Onboarding helps managers and leaders make an impact on their teams
When first appointed, many managers and executives have a mix of excitement, exhilaration and a bit of anxiousness about their new role. It is good to have a bit of anxiety and some adrenalin to stay alert to all the signals, information and intelligence about their new role, hence the value of onboarding.
Onboarding is the process of introducing a new team member, manager, leader or another role-player into an existing or new team. Onboarding needs careful thought and planning to be executed successfully. How a team leader, manager or executive (or even a board member) gets introduced, or introduces themselves to their new team, can sometimes make or break their impact in that team. In many cases, it certainly determines how soon they can start making a positive impact as a team member or leader.

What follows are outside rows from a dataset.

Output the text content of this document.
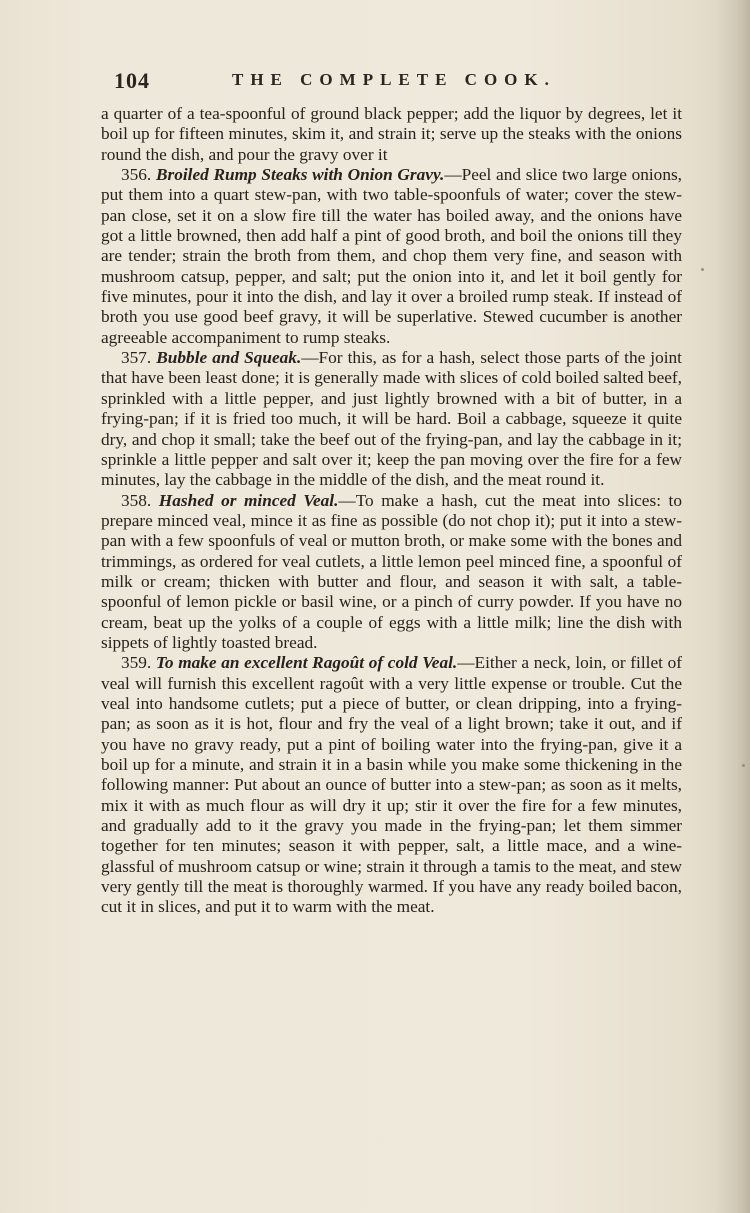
104	THE COMPLETE COOK.

a quarter of a tea-spoonful of ground black pepper; add the liquor by degrees, let it boil up for fifteen minutes, skim it, and strain it; serve up the steaks with the onions round the dish, and pour the gravy over it

356. Broiled Rump Steaks with Onion Gravy.—Peel and slice two large onions, put them into a quart stew-pan, with two table-spoonfuls of water; cover the stew-pan close, set it on a slow fire till the water has boiled away, and the onions have got a little browned, then add half a pint of good broth, and boil the onions till they are tender; strain the broth from them, and chop them very fine, and season with mushroom catsup, pepper, and salt; put the onion into it, and let it boil gently for five minutes, pour it into the dish, and lay it over a broiled rump steak. If instead of broth you use good beef gravy, it will be superlative. Stewed cucumber is another agreeable accompaniment to rump steaks.

357. Bubble and Squeak.—For this, as for a hash, select those parts of the joint that have been least done; it is generally made with slices of cold boiled salted beef, sprinkled with a little pepper, and just lightly browned with a bit of butter, in a frying-pan; if it is fried too much, it will be hard. Boil a cabbage, squeeze it quite dry, and chop it small; take the beef out of the frying-pan, and lay the cabbage in it; sprinkle a little pepper and salt over it; keep the pan moving over the fire for a few minutes, lay the cabbage in the middle of the dish, and the meat round it.

358. Hashed or minced Veal.—To make a hash, cut the meat into slices: to prepare minced veal, mince it as fine as possible (do not chop it); put it into a stew-pan with a few spoonfuls of veal or mutton broth, or make some with the bones and trimmings, as ordered for veal cutlets, a little lemon peel minced fine, a spoonful of milk or cream; thicken with butter and flour, and season it with salt, a table-spoonful of lemon pickle or basil wine, or a pinch of curry powder. If you have no cream, beat up the yolks of a couple of eggs with a little milk; line the dish with sippets of lightly toasted bread.

359. To make an excellent Ragoût of cold Veal.—Either a neck, loin, or fillet of veal will furnish this excellent ragoût with a very little expense or trouble. Cut the veal into handsome cutlets; put a piece of butter, or clean dripping, into a frying-pan; as soon as it is hot, flour and fry the veal of a light brown; take it out, and if you have no gravy ready, put a pint of boiling water into the frying-pan, give it a boil up for a minute, and strain it in a basin while you make some thickening in the following manner: Put about an ounce of butter into a stew-pan; as soon as it melts, mix it with as much flour as will dry it up; stir it over the fire for a few minutes, and gradually add to it the gravy you made in the frying-pan; let them simmer together for ten minutes; season it with pepper, salt, a little mace, and a wine-glassful of mushroom catsup or wine; strain it through a tamis to the meat, and stew very gently till the meat is thoroughly warmed. If you have any ready boiled bacon, cut it in slices, and put it to warm with the meat.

Below are a few highlights of what we must consider when we start working with a new team or at a new organisation. These carefully selected reflective tips and questions are often used by business coaches to assist high-level executives seamlessly start working with their new teams.
These tips and questions vary in emphasis depending on each organisational scenario or situation, and executives or managers can use some and not necessarily all of them.
1. Who am I? How do I define and describe myself in everyday interactions? For example, when I introduce myself to others, what do I mention first or highlight about myself?
2. What are my core strengths, especially relating to this new role? Why me? Justify to self, first.
3. In my new role, what am I going to be doing on a daily basis (job specification/description)? I am aware that I will need to understand what I am doing and speak to my senior/team about it.
4. What is the low-lying fruit that I must pick first, for example team members who I already know well? 5. Who exactly is in my team? What do I know, or need to know, about each one of them beyond CVs?
6. What are my team's strengths? What are the gaps? What new ideas do I introduce; when and how?
7. Who else do I report to? Who will be responsible for verifying my work; who is in authority?
8. What are the critical areas of my performance? What are my key performance areas and why? This is necessary to deploy your strength successfully.
9. What is it that I cannot do without early on - those things I need to execute my duties, without which I cannot succeed.
10. What is it that I must stop immediately? For example, browsing the internet, social media habits, corridor chit-chatting, writing long email messages to my team or to individuals, holding long meetings, etc.
11. What are the rules of play I need to know now, in this place? For example:
What is the core business strategy? What is the organisational or team culture?
What is the shadow culture? What existing patterns
and behaviours need to be stopped now? What are the team's values? What are the informal rules and values? Who are the opinion makers? Who are the informal leaders, coaches and mentors? Who are the “workplace parents” and who are the “office children”? Time to empower everyone. What are the possible blind sides for leaders in this role? What new things do I need to introduce or do differently to inspire the team? What exemplary behaviours/patterns must I start modelling? For example, arriving at work earlier than before.
Other tips to help you find your feet in your new position include:
Do thorough research and read a lot upfront. What exactly is this new role I'm starting?
During the first few weeks avoid offering opinions. Ask more questions to become informed.
Learn from others and share your experiences in a measured manner. Do not smother others.
Notice - who are the key stakeholders in my operating environment?
Notice - who relies on my or my team's performance to deliver on theirs?
Notice - who do I need to impress the most?
Notice - “headline stories” that team members are eager to share are not always accurate.
Notice - loud-speakers. Take everything you hear upfront as just input; nothing is the truth.
Read every HR file on your team members. Know their strengths and areas of development.
Be cautious around the eager beavers who have ready answers for every question you ask.
Avoid being ‘set-up' to appear to be supportive of a particular ‘group'. Check everything first.
Remain curious. Speak up firmly and ask incisive questions when others offer their views.
Not everyone will have your best interests at heart. Be decisive and firm when you need to be.
Who wanted your job/role in your team? You need to work with them. Can you? What is your plan or strategy to work well with them?
First nurture (protect) yourself. Manage your work energy and space carefully. Most new managers tend to take on too much in an effort to impress new bosses. Do not volunteer too much. Limit your other involvements to stay focused until you fully grasp your new responsibilities. This includes your non-work-related engagements.
Find a sounding board. For example, work with a mentor or coach to help you settle in and excel.
Push yourself to your performance limits. Show up and be at your very best.
Be awesome now; do not put your greatness on hold. Take from these lists what is useful for you and your situation. Use whatever is relevant to you and enjoy your new adventure.